Restating someone else's ideas in your own words while maintaining the original meaning. Paraphrasing still requires a citation because the idea belongs to the original author, even though the wording is different.

Why it matters

Paraphrasing is the primary way academic writers incorporate sources into their work. Unlike direct quotation, paraphrasing lets you integrate ideas seamlessly into your argument in your own voice. Mastering paraphrasing is key to avoiding plagiarism while demonstrating that you genuinely understand the source material.

How to use

Read the original passage carefully and set it aside. Write the idea from memory in your own words and sentence structure, then compare with the original to ensure you have not accidentally replicated the phrasing. Always add an in-text citation after the paraphrase.
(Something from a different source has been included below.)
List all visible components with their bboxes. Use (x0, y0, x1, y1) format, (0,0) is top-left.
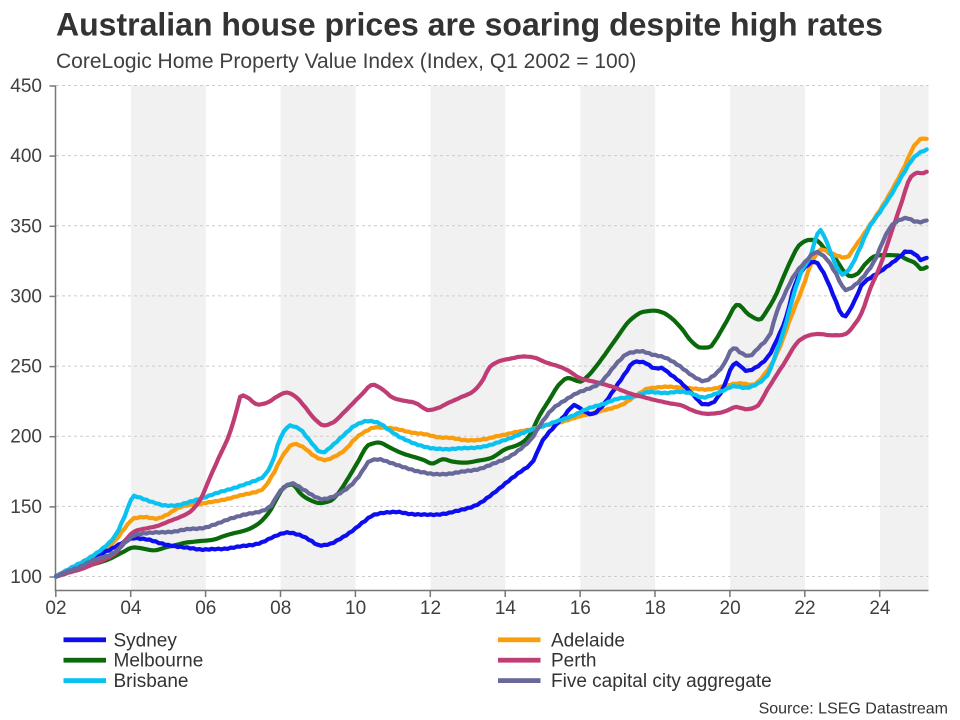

In APA, a page number is optional for paraphrases but recommended for long sources.

In academic writing

Effective paraphrasing is one of the most valued skills in academic writing. Professors prefer to see students paraphrase rather than string together direct quotations, because paraphrasing demonstrates comprehension. Most academic papers use far more paraphrases than direct quotes, reserving quotations for instances where the original wording is particularly important or memorable.

Common mistakes

  • Simply swapping a few words with synonyms while keeping the original sentence structure — this is called patchwriting and is considered a form of plagiarism.
  • Forgetting to include a citation after a paraphrase because "it's in your own words" — the idea still belongs to the original author.
  • Paraphrasing too closely from the source without fundamentally changing the structure and wording of the sentence.

Example

Original: "Climate change poses an existential threat." Paraphrase: Rising global temperatures present a serious risk to human survival (Smith, 2024).